Il parait que « desport » est un vieux mot français qui signifie: « divertissement, plaisir physique ou de l'esprit ».
Dans le genre « mook », nouveau mot  alliant books et magazines qui poussent à la suite de XXI comme champignons sur le terreau d’une presse en décomposition, ce livre de 290 pages est cartonné ainsi qu’un manuel de sciences naturelles des années 50.  
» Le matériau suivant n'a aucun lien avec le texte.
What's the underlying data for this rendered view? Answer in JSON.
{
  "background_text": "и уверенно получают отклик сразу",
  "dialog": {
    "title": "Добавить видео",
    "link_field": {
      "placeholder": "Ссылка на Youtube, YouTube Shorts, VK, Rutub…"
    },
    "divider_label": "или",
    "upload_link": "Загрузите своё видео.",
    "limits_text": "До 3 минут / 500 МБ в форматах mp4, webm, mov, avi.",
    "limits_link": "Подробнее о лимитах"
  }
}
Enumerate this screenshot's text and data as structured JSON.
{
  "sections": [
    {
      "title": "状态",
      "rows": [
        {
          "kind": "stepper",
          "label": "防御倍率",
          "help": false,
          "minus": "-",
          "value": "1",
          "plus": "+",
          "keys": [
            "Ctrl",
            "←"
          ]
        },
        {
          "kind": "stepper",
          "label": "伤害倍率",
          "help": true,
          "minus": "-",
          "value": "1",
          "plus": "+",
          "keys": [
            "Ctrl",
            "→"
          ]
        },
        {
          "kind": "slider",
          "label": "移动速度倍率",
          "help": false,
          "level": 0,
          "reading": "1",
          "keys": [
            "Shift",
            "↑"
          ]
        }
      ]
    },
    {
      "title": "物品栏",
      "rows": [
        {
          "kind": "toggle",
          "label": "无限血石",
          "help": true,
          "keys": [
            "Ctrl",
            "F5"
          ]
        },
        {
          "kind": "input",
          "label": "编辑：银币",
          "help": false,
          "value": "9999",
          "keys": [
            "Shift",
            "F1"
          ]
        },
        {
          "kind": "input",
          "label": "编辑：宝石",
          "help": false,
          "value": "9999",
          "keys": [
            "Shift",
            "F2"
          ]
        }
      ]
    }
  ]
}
Le titre aurait pu être plus original  pour qui se met dans la roue de Blondin et d’Albert Londres, ravivé d’un zeste de « So Foot », alors que les têtes de chapitre : « à domicile », « balle au centre » « prolongations » sont prometteuses.
L’unanimité dans les éloges de Jean Jacques Bourdin à Médiapart me conduirait à « marquer à la culotte » celui qui se veut « le premier magazine de sport à lire avec un marque page ».
Les plumes sont prestigieuses : Maylis de Kerangal, Sépulveda, Pierre Louis Basse,
et les invités fameux : Pasolini, Moretti, Deleuze, Podalydès.
Le football, lieu de la nostalgie et de la politique, est privilégié, le cyclisme pas moins, dans un petit abécédaire belge excellent pour ceux qui savent que De Vlaminck n’est pas qu’un peintre ; il y aussi du saut de chameau au Yémen qui vaut son pesant de quat.
Si je n’ai pas accroché aux stratégies d’un entraineur de football américain, l’article sur l’importance  du hockey au Canada, est éclairant.
Des sujets tels que l'amitié entre Jesse Owens et son  blond rival allemand Luz Long ou le destin du premier boxeur noir champion du monde, Jack Johnson, rencontrant sur un ring Arthur Cravan, neveu d’Oscar Wilde sont intéressants. Le portrait de Jean-Marie Balestre qui régna sur le sport automobile et au-delà, nous renseigne sur de noirs réseaux qui furent influents dans  notre pays.